Are you unsure of the meaning of the word “chicane” or other racing related terms? The Glossary at Autoracing.com is your online dictionary to the language of racing, providing you with a useful list of specialized words and terms relating to auto racing, along with their definitions. Use the Glossary at Autoracing.com as a handy reference tool. The terms have been listed in alphabetical order for your convenience. Why not bookmark this page – should you come across an unfamiliar term you can return here for quick reference.
Apex – The part of a turn at its center where the car is turning most sharply. The apex is usually the slowest part of the turn; the car slows down into the apex and then accelerates out of it.
CART – Championship Auto Racing Teams (CART) is the sanctioning body of the FedEx Championship Series.
Chassis – The basic frame/structure of a racecar to which all other components are attached.
Chicane – A sudden sequence of serpentine turns found at the end of a long, high-speed straightaway that forces drivers to reduce their speed so that the car can be maneuvered into the next part of the course.
Crew Chief – The lead mechanic who makes decisions or implements changes to the car before and during a race.
Displacement – The total volume of air-fuel mixture that an engine is theoretically capable of drawing into all cylinders during one combustion cycle.
Drafting – The relative vacuum left in the trail of any fast-moving car that can often “pull” trailing cars forward by reducing the drag caused by wind resistance.
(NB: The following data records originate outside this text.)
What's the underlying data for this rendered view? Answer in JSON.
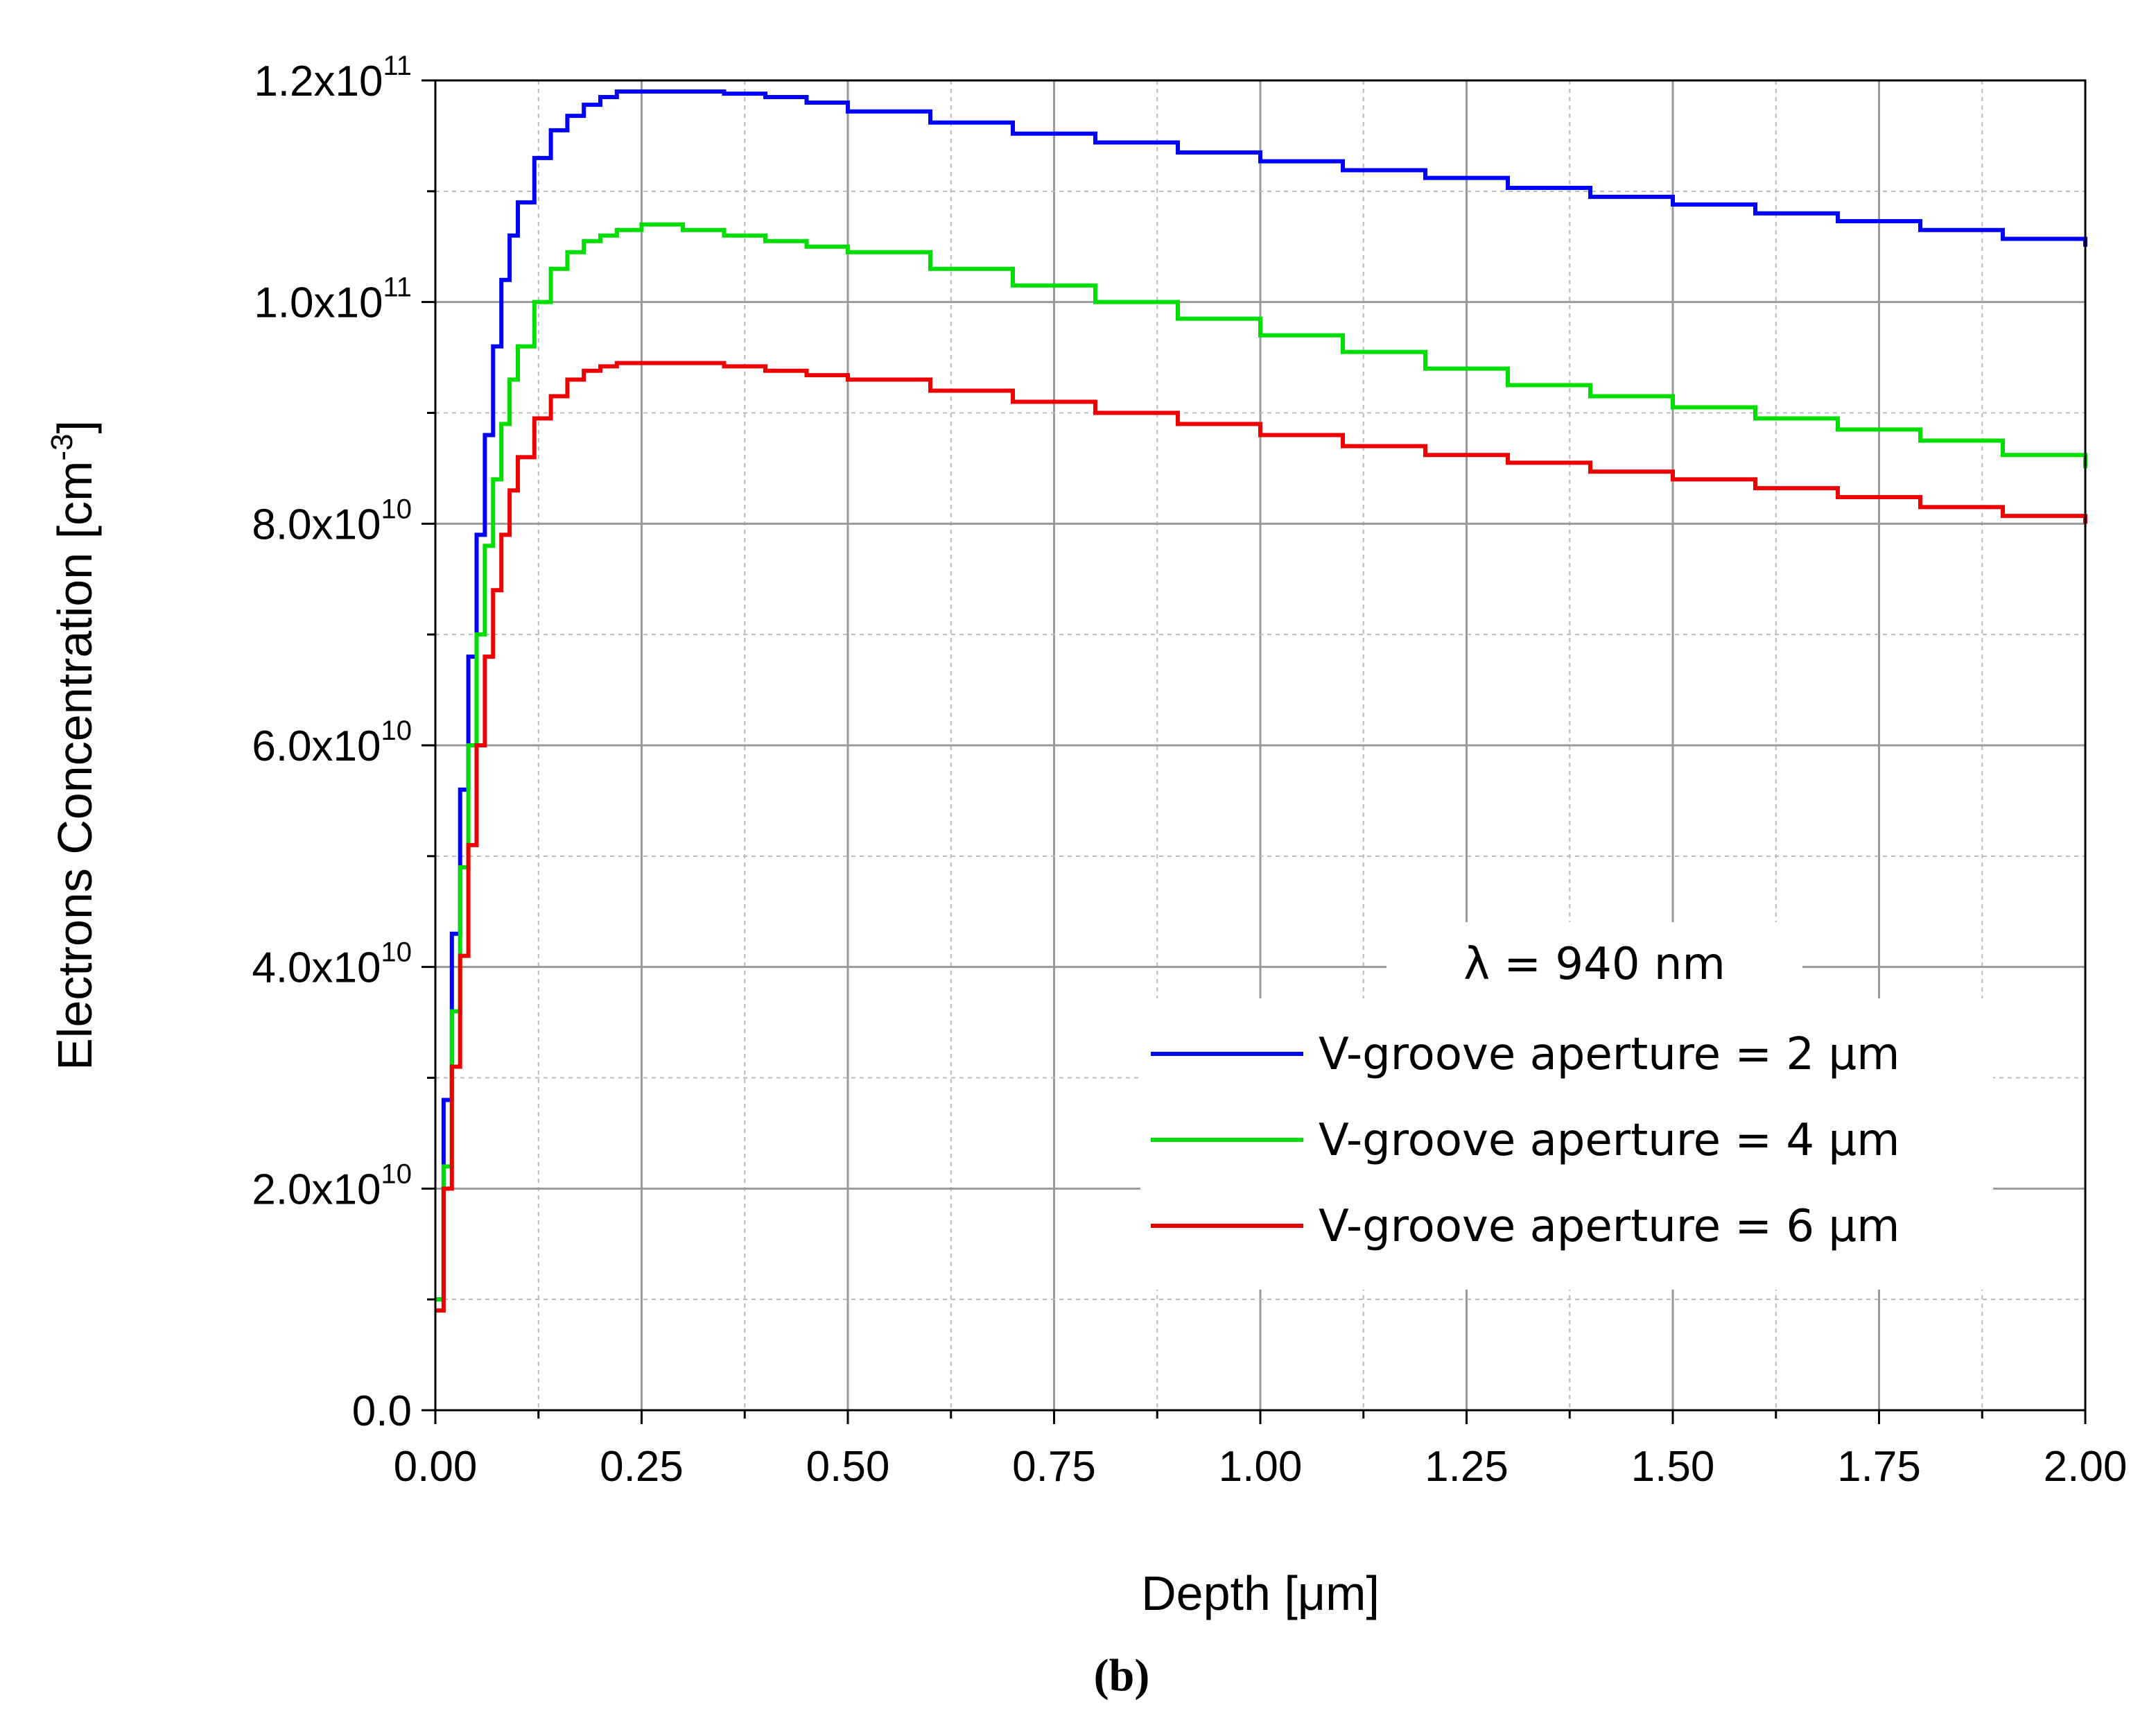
{
  "chart_data": {
    "type": "line",
    "caption": "(b)",
    "xlabel": "Depth [μm]",
    "ylabel": {
      "main": "Electrons Concentration [cm",
      "sup": "-3",
      "end": "]"
    },
    "xlim": [
      0,
      2.0
    ],
    "ylim": [
      0,
      120000000000.0
    ],
    "grid": true,
    "x_ticks": [
      "0.00",
      "0.25",
      "0.50",
      "0.75",
      "1.00",
      "1.25",
      "1.50",
      "1.75",
      "2.00"
    ],
    "y_ticks": [
      {
        "value": 0,
        "label": "0.0",
        "exp": ""
      },
      {
        "value": 20000000000.0,
        "label": "2.0x10",
        "exp": "10"
      },
      {
        "value": 40000000000.0,
        "label": "4.0x10",
        "exp": "10"
      },
      {
        "value": 60000000000.0,
        "label": "6.0x10",
        "exp": "10"
      },
      {
        "value": 80000000000.0,
        "label": "8.0x10",
        "exp": "10"
      },
      {
        "value": 100000000000.0,
        "label": "1.0x10",
        "exp": "11"
      },
      {
        "value": 120000000000.0,
        "label": "1.2x10",
        "exp": "11"
      }
    ],
    "legend": {
      "title": "λ = 940 nm",
      "position": "lower-right"
    },
    "series": [
      {
        "name": "V-groove aperture = 2 μm",
        "color": "#0000ff",
        "x": [
          0.0,
          0.01,
          0.02,
          0.03,
          0.04,
          0.05,
          0.06,
          0.07,
          0.08,
          0.09,
          0.1,
          0.12,
          0.14,
          0.16,
          0.18,
          0.2,
          0.22,
          0.25,
          0.3,
          0.35,
          0.4,
          0.45,
          0.5,
          0.6,
          0.7,
          0.8,
          0.9,
          1.0,
          1.1,
          1.2,
          1.3,
          1.4,
          1.5,
          1.6,
          1.7,
          1.8,
          1.9,
          2.0
        ],
        "y": [
          10000000000.0,
          28000000000.0,
          43000000000.0,
          56000000000.0,
          68000000000.0,
          79000000000.0,
          88000000000.0,
          96000000000.0,
          102000000000.0,
          106000000000.0,
          109000000000.0,
          113000000000.0,
          115500000000.0,
          116800000000.0,
          117800000000.0,
          118500000000.0,
          119000000000.0,
          119000000000.0,
          119000000000.0,
          118800000000.0,
          118500000000.0,
          118000000000.0,
          117200000000.0,
          116200000000.0,
          115200000000.0,
          114400000000.0,
          113500000000.0,
          112700000000.0,
          111900000000.0,
          111200000000.0,
          110300000000.0,
          109500000000.0,
          108800000000.0,
          108000000000.0,
          107300000000.0,
          106500000000.0,
          105700000000.0,
          105000000000.0
        ]
      },
      {
        "name": "V-groove aperture = 4 μm",
        "color": "#00dd00",
        "x": [
          0.0,
          0.01,
          0.02,
          0.03,
          0.04,
          0.05,
          0.06,
          0.07,
          0.08,
          0.09,
          0.1,
          0.12,
          0.14,
          0.16,
          0.18,
          0.2,
          0.22,
          0.25,
          0.3,
          0.35,
          0.4,
          0.45,
          0.5,
          0.6,
          0.7,
          0.8,
          0.9,
          1.0,
          1.1,
          1.2,
          1.3,
          1.4,
          1.5,
          1.6,
          1.7,
          1.8,
          1.9,
          2.0
        ],
        "y": [
          10000000000.0,
          22000000000.0,
          36000000000.0,
          49000000000.0,
          60000000000.0,
          70000000000.0,
          78000000000.0,
          84000000000.0,
          89000000000.0,
          93000000000.0,
          96000000000.0,
          100000000000.0,
          103000000000.0,
          104500000000.0,
          105500000000.0,
          106000000000.0,
          106500000000.0,
          107000000000.0,
          106500000000.0,
          106000000000.0,
          105500000000.0,
          105000000000.0,
          104500000000.0,
          103000000000.0,
          101500000000.0,
          100000000000.0,
          98500000000.0,
          97000000000.0,
          95500000000.0,
          94000000000.0,
          92500000000.0,
          91500000000.0,
          90500000000.0,
          89500000000.0,
          88500000000.0,
          87500000000.0,
          86200000000.0,
          85000000000.0
        ]
      },
      {
        "name": "V-groove aperture = 6 μm",
        "color": "#ee0000",
        "x": [
          0.0,
          0.01,
          0.02,
          0.03,
          0.04,
          0.05,
          0.06,
          0.07,
          0.08,
          0.09,
          0.1,
          0.12,
          0.14,
          0.16,
          0.18,
          0.2,
          0.22,
          0.25,
          0.3,
          0.35,
          0.4,
          0.45,
          0.5,
          0.6,
          0.7,
          0.8,
          0.9,
          1.0,
          1.1,
          1.2,
          1.3,
          1.4,
          1.5,
          1.6,
          1.7,
          1.8,
          1.9,
          2.0
        ],
        "y": [
          9000000000.0,
          20000000000.0,
          31000000000.0,
          41000000000.0,
          51000000000.0,
          60000000000.0,
          68000000000.0,
          74000000000.0,
          79000000000.0,
          83000000000.0,
          86000000000.0,
          89500000000.0,
          91500000000.0,
          93000000000.0,
          93800000000.0,
          94200000000.0,
          94500000000.0,
          94500000000.0,
          94500000000.0,
          94200000000.0,
          93800000000.0,
          93400000000.0,
          93000000000.0,
          92000000000.0,
          91000000000.0,
          90000000000.0,
          89000000000.0,
          88000000000.0,
          87000000000.0,
          86200000000.0,
          85500000000.0,
          84700000000.0,
          84000000000.0,
          83200000000.0,
          82400000000.0,
          81500000000.0,
          80700000000.0,
          80000000000.0
        ]
      }
    ]
  }
}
Drafting enables a trailing driver to save fuel.
Drag – A term used in auto racing that relates to anything that causes wind resistance or affects the aerodynamics of air flow over the race car.
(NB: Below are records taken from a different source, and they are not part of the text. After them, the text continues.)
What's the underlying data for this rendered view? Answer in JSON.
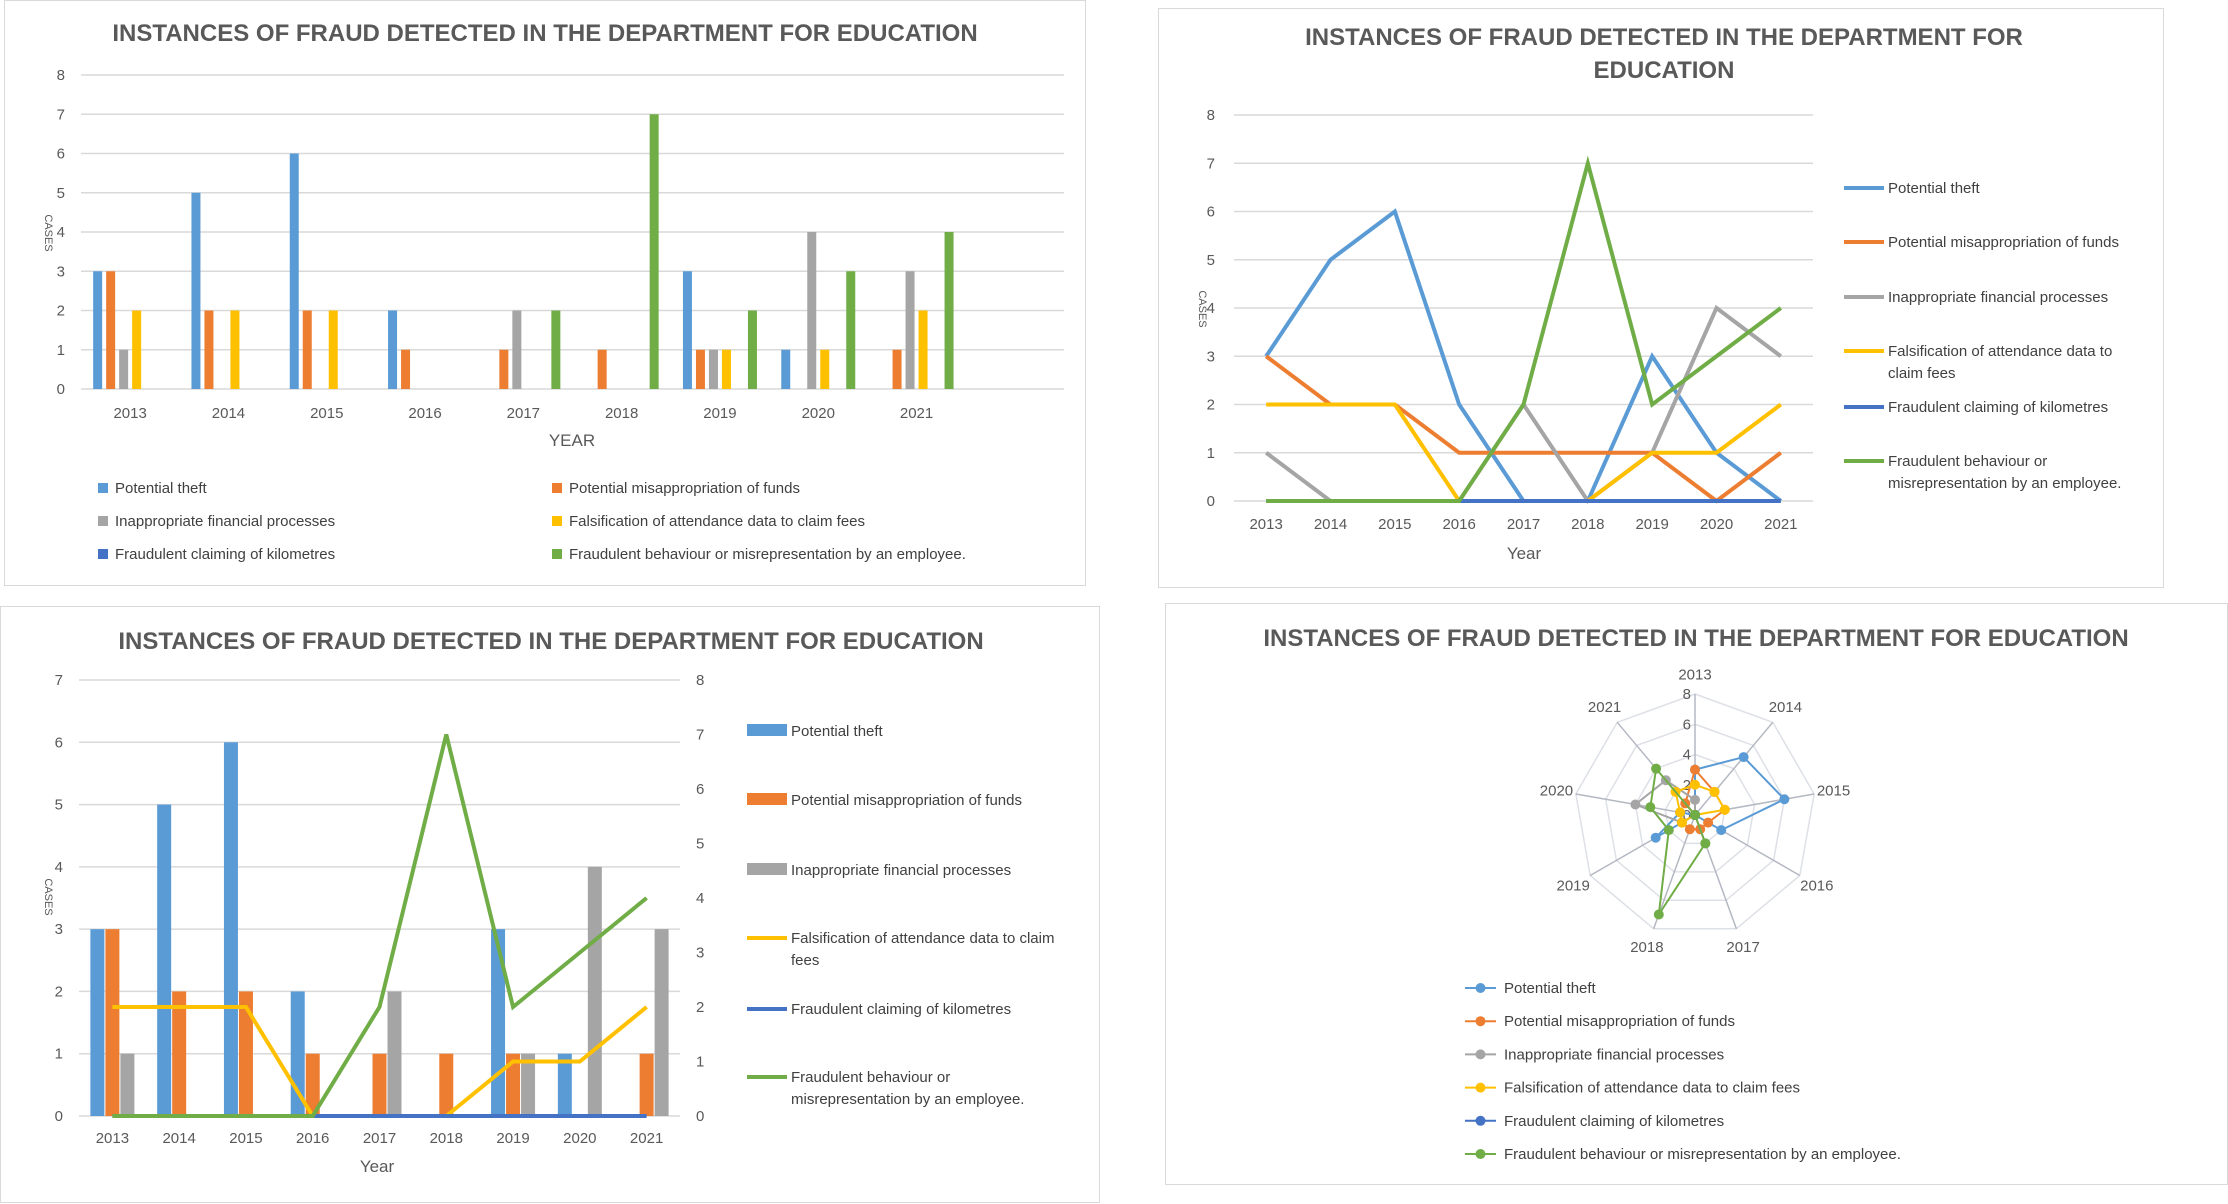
{
  "chart_data": [
    {
      "type": "bar",
      "title": "INSTANCES OF FRAUD DETECTED IN THE DEPARTMENT FOR EDUCATION",
      "xlabel": "YEAR",
      "ylabel": "CASES",
      "ylim": [
        0,
        8
      ],
      "yticks": [
        0,
        1,
        2,
        3,
        4,
        5,
        6,
        7,
        8
      ],
      "grid": true,
      "legend": "bottom",
      "categories": [
        "2013",
        "2014",
        "2015",
        "2016",
        "2017",
        "2018",
        "2019",
        "2020",
        "2021"
      ],
      "series": [
        {
          "name": "Potential  theft",
          "color": "#5b9bd5",
          "values": [
            3,
            5,
            6,
            2,
            0,
            0,
            3,
            1,
            0
          ]
        },
        {
          "name": "Potential misappropriation of funds",
          "color": "#ed7d31",
          "values": [
            3,
            2,
            2,
            1,
            1,
            1,
            1,
            0,
            1
          ]
        },
        {
          "name": "Inappropriate financial processes",
          "color": "#a5a5a5",
          "values": [
            1,
            0,
            0,
            0,
            2,
            0,
            1,
            4,
            3
          ]
        },
        {
          "name": "Falsification of attendance data to claim fees",
          "color": "#ffc000",
          "values": [
            2,
            2,
            2,
            0,
            0,
            0,
            1,
            1,
            2
          ]
        },
        {
          "name": "Fraudulent claiming of kilometres",
          "color": "#4472c4",
          "values": [
            0,
            0,
            0,
            0,
            0,
            0,
            0,
            0,
            0
          ]
        },
        {
          "name": "Fraudulent behaviour or misrepresentation by an employee.",
          "color": "#70ad47",
          "values": [
            0,
            0,
            0,
            0,
            2,
            7,
            2,
            3,
            4
          ]
        }
      ]
    },
    {
      "type": "line",
      "title_lines": [
        "INSTANCES OF FRAUD DETECTED IN THE DEPARTMENT FOR",
        "EDUCATION"
      ],
      "xlabel": "Year",
      "ylabel": "CASES",
      "ylim": [
        0,
        8
      ],
      "legend": "right",
      "legend_lines": [
        [
          "Potential  theft"
        ],
        [
          "Potential misappropriation of funds"
        ],
        [
          "Inappropriate financial processes"
        ],
        [
          "Falsification of attendance data to",
          "claim fees"
        ],
        [
          "Fraudulent claiming of kilometres"
        ],
        [
          "Fraudulent behaviour or",
          "misrepresentation by an employee."
        ]
      ]
    },
    {
      "type": "bar+line",
      "title": "INSTANCES OF FRAUD DETECTED IN THE DEPARTMENT FOR EDUCATION",
      "xlabel": "Year",
      "ylabel": "CASES",
      "ylim": [
        0,
        7
      ],
      "y2lim": [
        0,
        8
      ],
      "bar_series": [
        0,
        1,
        2
      ],
      "line_series": [
        3,
        4,
        5
      ],
      "legend": "right",
      "legend_lines": [
        [
          "Potential  theft"
        ],
        [
          "Potential misappropriation of funds"
        ],
        [
          "Inappropriate financial processes"
        ],
        [
          "Falsification of attendance data to claim",
          "fees"
        ],
        [
          "Fraudulent claiming of kilometres"
        ],
        [
          "Fraudulent behaviour or",
          "misrepresentation by an employee."
        ]
      ]
    },
    {
      "type": "radar",
      "title": "INSTANCES OF FRAUD DETECTED IN THE DEPARTMENT FOR EDUCATION",
      "rlim": [
        0,
        8
      ],
      "rticks": [
        0,
        2,
        4,
        6,
        8
      ],
      "legend": "bottom"
    }
  ]
}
Groove – The unseen “line” that provides the fastest way around a racecourse or racing circuit. The groove is not a fixed point or “trajectory” as it may change during a race. The groove may depend on such factors as temperature and moisture, as well as oil, water and rubber deposited on the track during a race – all of which impact race conditions to various degrees.
Horsepower – A unit that measures the relative strength or pulling force of an engine. In its simplest terms, one horsepower equals approximately 33,000 foot-pounds per minute.
Methanol – Pure methyl alcohol used as fuel in all Indy Racing League cars.
NASCAR – The National Association for Stock Car Auto Racing (NASCAR) is the sanctioning body of American stock car racing. The three racing series currently overseen by NASCAR include the Sprint Cup Series (formerly the Winston Cup Series), the Camping Word Trucks Series and the Nationwide Series.
Pace Car – A Pace Car is the car that leads the field of auto racers around the track prior to the official start of the race. Typically modified and decorated production cars, pace cars sometimes feature celebrity drivers who either ride in the pace car or on occasion drive it.
Pit Stop – During a race, a driver may leave the race track and enter the off track area known as the “pit lane”. Once the car is stopped at the team’s designated location, the car may be repaired, examined, adjusted or refueled.
Pole Position – The favored position when the race begins. The pole position is located on the inside of the front row. The driver with the fastest qualifying time is awarded the pole position and the cars are lined up from the pole in order of the fastest to the slowest qualifying lap times.
Yellow Flag – The Yellow Flag signifies “caution” during a race and is usually waved to signal that an accident has taken place or debris (such as gasoline, oil or parts) remains on the track after a crash. Cars are required to slow down and not to pass while the hazard is being cleared.